HM: That’s an ironic conversation when tomorrow is September 11th.



SB: Yeah..it is...you know, the concept of war, where we are able to kill so many people....we all struggle with things in our lives...but...



HM: Don’t you think though, in some way, it’s those struggles which unite us as people.....we all experience different things, obviously, but they, somehow, unite us.



SB: I think they can. I mean, Cotton, I dedicated for the sake of community, for the sake of us. No, you know, not one of us is alone in the fact that we suffer as people.



HM: Right.



SB: My favourite song is ‘Signs’



HM: Signs – you were in San Antonio – I don’t know if it’s the same as in Austin – but you’ve been to Austin..we don’t call them beggars...the one who inspired the song had a sign that her husband had left and help and her sign was upside down...



HM: That’s actually in the song, isn’t it.



SB (smiles) Right, right. I gave her some money and I thought, I tried to say her life might go better if her sign was the right way up, but I couldn’t. Maybe it wouldn’t, but at least then people could read it...the sign.



HM: I love the harmony on that song...



SB/ HM: (at same time) Meet me in St. Louis...



SB: Right. You know, the point of that song is to say if I had a way out...



(At this point we are interrupted by a man asking Sam to sign a CD for his daughter who was away and was sad to be missing the gig, Sam asked if he could sign it ‘We miss you...’ which he did. I just thought that was lovely.)



SB: Most people if they had a choice, wouldn’t be in that place –“ if I had a horse, if I had not lost my crown” if I could go I would...I think we forget that.



HM: There but for the Grace of God...



SB: Yeah



HM: Why St Louis?



SB: I don’t know why songs come to me, sometimes they come to me and they make sense and other times they don’t.



HM: I love that quote in the CD box – ‘let’s talk about forgiveness.’



SB: Yeah and I think it’s about...something I need to leave behind, something I need to give up...that I need to forgive..

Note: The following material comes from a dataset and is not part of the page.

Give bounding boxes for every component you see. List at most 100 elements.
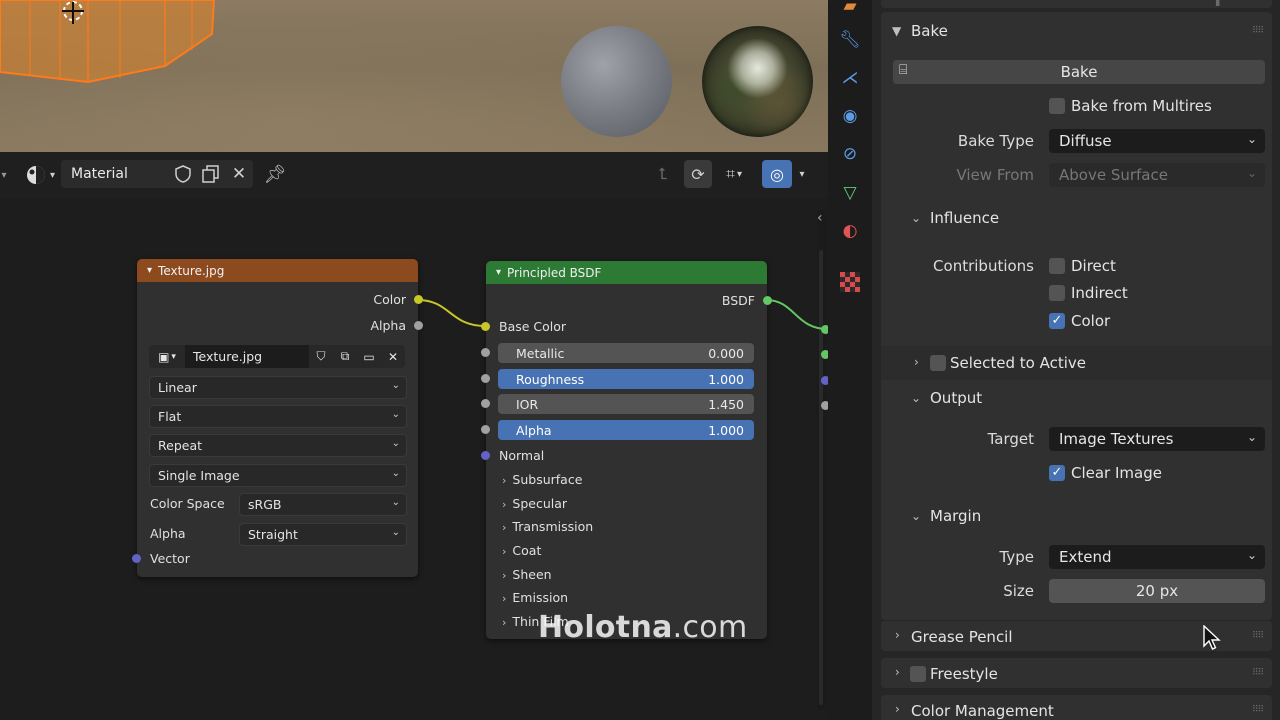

HM: Yeah, I work with children who’ve had tough times and I wish I could help them to forgive and to let it go.



SB: Yeah, but you know, I still struggle with it and there are days I realise I’m holding on to the lack of forgiveness....there are times it feels good to be bitter but it’s corrosive.



I’m sorry I need to go, I have to go collect the lead...



HM: No problem.



SB: Helen, thankyou so so much.



HM: No, thankyou, that was really interesting.



SB: See you at the show?



HM: Yeah for sure!



SB: Ok, thanks, take care, see you soon!